This case study took an unexpected turn that could only happen in certain areas of the country. The vehicle in this case study is an 1992 Cadillac Eldorado. When this car was dropped off, I was told that it was a no start caused by the anti-theft system. The first step I took on this one was to confirm the no start. I turned the key to the run position and nothing happened besides power being cut to unnecessary devices. Next step on my list was to check for codes, none present. So I decided to print out the starting system electrical diagrams. The first image is the diagram I used.
Power goes from the battery, to fuse, to ignition switch, to the starter enable relay that is controlled by the pass-key decoder module. Then the power goes from the starter enable relay, thru the transmission position switch, to the the starter. I diagnose electrical problems 3 ways; #1: by finding the easiest testing points, #2: by testing at points in which multiple tests can be performed, and #3: by going to common failure points.

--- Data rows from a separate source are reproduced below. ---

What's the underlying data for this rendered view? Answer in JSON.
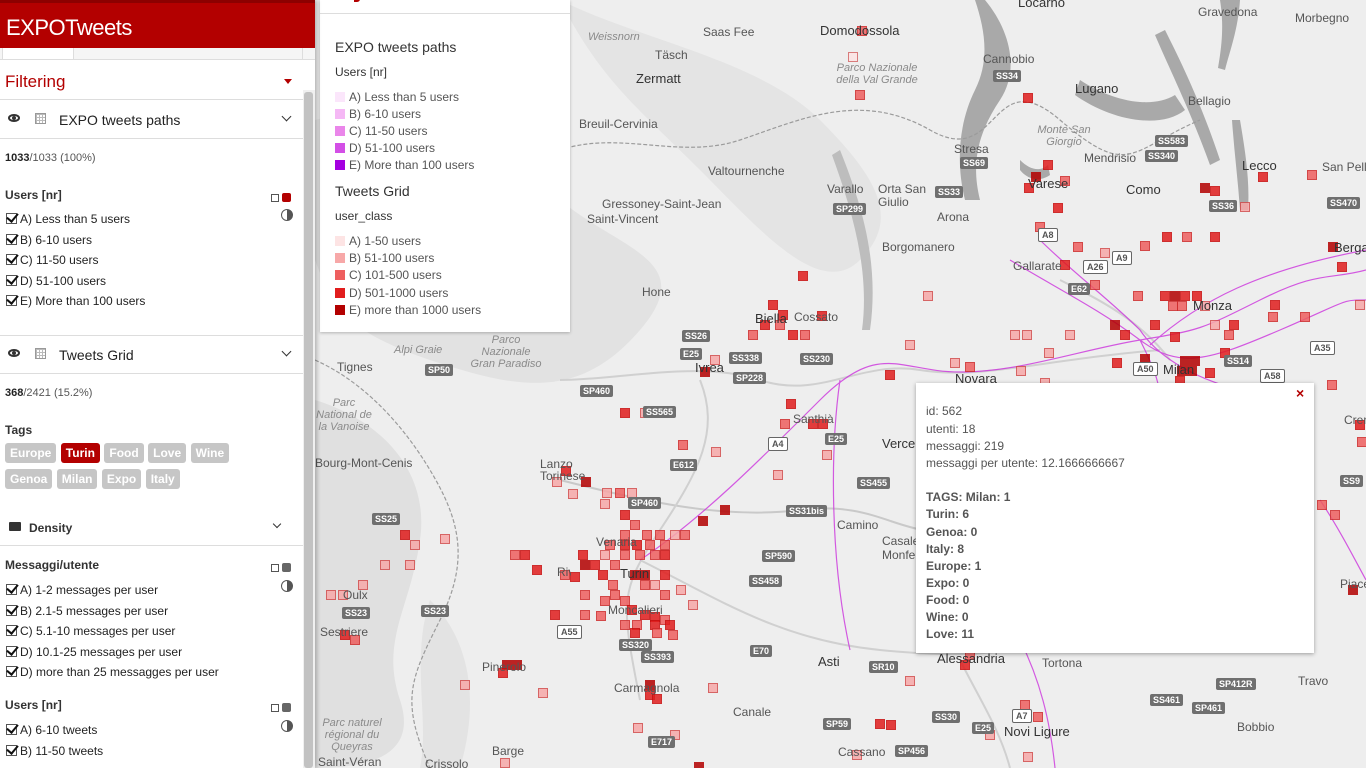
{
  "app": {
    "title": "EXPOTweets"
  },
  "filter": {
    "label": "Filtering"
  },
  "layers": [
    {
      "name": "EXPO tweets paths",
      "count_bold": "1033",
      "count_rest": "/1033 (100%)",
      "section_label": "Users [nr]",
      "accent": "#b30000",
      "classes": [
        "A) Less than 5 users",
        "B) 6-10 users",
        "C) 11-50 users",
        "D) 51-100 users",
        "E) More than 100 users"
      ]
    },
    {
      "name": "Tweets Grid",
      "count_bold": "368",
      "count_rest": "/2421 (15.2%)",
      "tags_label": "Tags",
      "tags": [
        "Europe",
        "Turin",
        "Food",
        "Love",
        "Wine",
        "Genoa",
        "Milan",
        "Expo",
        "Italy"
      ],
      "active_tag": "Turin"
    }
  ],
  "density": {
    "name": "Density",
    "section1": "Messaggi/utente",
    "classes1": [
      "A) 1-2 messages per user",
      "B) 2.1-5 messages per user",
      "C) 5.1-10 messages per user",
      "D) 10.1-25 messages per user",
      "D) more than 25 messagges per user"
    ],
    "section2": "Users [nr]",
    "classes2": [
      "A) 6-10 tweets",
      "B) 11-50 tweets"
    ],
    "accent": "#666666"
  },
  "legend": {
    "title1": "EXPO tweets paths",
    "sub1": "Users [nr]",
    "items1": [
      {
        "label": "A) Less than 5 users",
        "color": "#fbe6fb"
      },
      {
        "label": "B) 6-10 users",
        "color": "#f5b8f5"
      },
      {
        "label": "C) 11-50 users",
        "color": "#ea86ea"
      },
      {
        "label": "D) 51-100 users",
        "color": "#d34fe6"
      },
      {
        "label": "E) More than 100 users",
        "color": "#a400e0"
      }
    ],
    "title2": "Tweets Grid",
    "sub2": "user_class",
    "items2": [
      {
        "label": "A) 1-50 users",
        "color": "#fde4e4"
      },
      {
        "label": "B) 51-100 users",
        "color": "#f7a8a8"
      },
      {
        "label": "C) 101-500 users",
        "color": "#ee5f5f"
      },
      {
        "label": "D) 501-1000 users",
        "color": "#e11d1d"
      },
      {
        "label": "E) more than 1000 users",
        "color": "#b30000"
      }
    ]
  },
  "popup": {
    "close": "×",
    "lines": [
      "id: 562",
      "utenti: 18",
      "messaggi: 219",
      "messaggi per utente: 12.1666666667"
    ],
    "tag_lines": [
      "TAGS: Milan: 1",
      "Turin: 6",
      "Genoa: 0",
      "Italy: 8",
      "Europe: 1",
      "Expo: 0",
      "Food: 0",
      "Wine: 0",
      "Love: 11"
    ]
  },
  "map": {
    "places": [
      {
        "t": "Domodossola",
        "cls": "big"
      },
      {
        "t": "Locarno",
        "cls": "big"
      },
      {
        "t": "Gravedona",
        "cls": ""
      },
      {
        "t": "Morbegno",
        "cls": ""
      },
      {
        "t": "Weissnorn",
        "cls": "area"
      },
      {
        "t": "Saas Fee",
        "cls": ""
      },
      {
        "t": "Täsch",
        "cls": ""
      },
      {
        "t": "Zermatt",
        "cls": "big"
      },
      {
        "t": "Cannobio",
        "cls": ""
      },
      {
        "t": "Lugano",
        "cls": "big"
      },
      {
        "t": "Bellagio",
        "cls": ""
      },
      {
        "t": "Breuil-Cervinia",
        "cls": ""
      },
      {
        "t": "Valtournenche",
        "cls": ""
      },
      {
        "t": "Mendrisio",
        "cls": ""
      },
      {
        "t": "Lecco",
        "cls": "big"
      },
      {
        "t": "San Pelle",
        "cls": ""
      },
      {
        "t": "Stresa",
        "cls": ""
      },
      {
        "t": "Varese",
        "cls": "big"
      },
      {
        "t": "Como",
        "cls": "big"
      },
      {
        "t": "Gressoney-Saint-Jean",
        "cls": ""
      },
      {
        "t": "Varallo",
        "cls": ""
      },
      {
        "t": "Orta San Giulio",
        "cls": ""
      },
      {
        "t": "Arona",
        "cls": ""
      },
      {
        "t": "Saint-Vincent",
        "cls": ""
      },
      {
        "t": "Borgomanero",
        "cls": ""
      },
      {
        "t": "Bergamo",
        "cls": "big"
      },
      {
        "t": "Gallarate",
        "cls": ""
      },
      {
        "t": "Monza",
        "cls": "big"
      },
      {
        "t": "Hone",
        "cls": ""
      },
      {
        "t": "Biella",
        "cls": "big"
      },
      {
        "t": "Cossato",
        "cls": ""
      },
      {
        "t": "Tignes",
        "cls": ""
      },
      {
        "t": "Ivrea",
        "cls": "big"
      },
      {
        "t": "Novara",
        "cls": "big"
      },
      {
        "t": "Milan",
        "cls": "big"
      },
      {
        "t": "Santhià",
        "cls": ""
      },
      {
        "t": "Vercelli",
        "cls": "big"
      },
      {
        "t": "Lanzo Torinese",
        "cls": ""
      },
      {
        "t": "Bourg-Mont-Cenis",
        "cls": ""
      },
      {
        "t": "Venaria",
        "cls": ""
      },
      {
        "t": "Camino",
        "cls": ""
      },
      {
        "t": "Casale Monferrato",
        "cls": ""
      },
      {
        "t": "Rivoli",
        "cls": ""
      },
      {
        "t": "Turin",
        "cls": "big"
      },
      {
        "t": "Moncalieri",
        "cls": ""
      },
      {
        "t": "Oulx",
        "cls": ""
      },
      {
        "t": "Sestriere",
        "cls": ""
      },
      {
        "t": "Pinerolo",
        "cls": ""
      },
      {
        "t": "Carmagnola",
        "cls": ""
      },
      {
        "t": "Asti",
        "cls": "big"
      },
      {
        "t": "Alessandria",
        "cls": "big"
      },
      {
        "t": "Tortona",
        "cls": ""
      },
      {
        "t": "Canale",
        "cls": ""
      },
      {
        "t": "Novi Ligure",
        "cls": "big"
      },
      {
        "t": "Bobbio",
        "cls": ""
      },
      {
        "t": "Travo",
        "cls": ""
      },
      {
        "t": "Cassano",
        "cls": ""
      },
      {
        "t": "Crissolo",
        "cls": ""
      },
      {
        "t": "Saint-Véran",
        "cls": ""
      },
      {
        "t": "Barge",
        "cls": ""
      },
      {
        "t": "Crema",
        "cls": ""
      },
      {
        "t": "Piacenza",
        "cls": ""
      }
    ],
    "areas": [
      "Parco Nazionale della Val Grande",
      "Monte San Giorgio",
      "Parco Nazionale Gran Paradiso",
      "Parc National de la Vanoise",
      "Parc naturel régional du Queyras",
      "Alpi Graie"
    ],
    "roads": [
      "SS34",
      "SS583",
      "SS340",
      "SS69",
      "SS33",
      "SS36",
      "SS470",
      "SP299",
      "A8",
      "A26",
      "A9",
      "E62",
      "SS26",
      "E25",
      "SS338",
      "SS230",
      "SP50",
      "SP228",
      "A4",
      "E25",
      "A50",
      "SS14",
      "A58",
      "A35",
      "SP460",
      "SS565",
      "E612",
      "SS455",
      "SS25",
      "SP460",
      "A55",
      "SS31bis",
      "SP590",
      "SS458",
      "SS23",
      "SS23",
      "SS320",
      "SS393",
      "E70",
      "SR10",
      "SP412R",
      "SS461",
      "SP461",
      "SS30",
      "A7",
      "E25",
      "SP59",
      "E717",
      "SP456",
      "SS9"
    ]
  }
}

After looking at the wire diagram on the starting system, I choose to use #2. I saw the starter enable relay as a great place to check for power after the ignition switch, check to see if the anti-theft system was enabling the starter, and I was able to jump power to see if the starter would engage. Testing from here let me divide the circuit into 3 smaller circuits and to also check for the three things this circuit used. Power, ground through the starter and the anti-theft enable. I figured I would also be using my 1st way to diagnose but when I found out that the starter enable relay was under the driver side carpet I knew it wasn’t my 1st way but it was my 3rd way. How many corroded wires and bad grounds have you found under carpet? I sure have found my share.
As I started pulling trim off and started pulling back the carpet I ran in to something not everyone gets to see. This car was just pulled in out 0*F weather and the carpet was completely frozen rock hard. I had to pry back the carpet far enough to get to the relay and connector. I then check the relay for power at terminal 1 and 2. Then I checked to see if the pass-key decoder module was actually trying to ground out the relay, which it was. I finally jumped power from terminal 1 to terminal 4 which engaged the starter. Now I know that the power supply circuit, anti-theft system, and the rest of the starter circuit are all good besides the relay itself all at one location. The problem with this car was that the relay filled with water from the sunroof that was missing and then it froze solid. You think they see that in Arizona! The relay still worked after I thawed it but it still got a new one and off it went.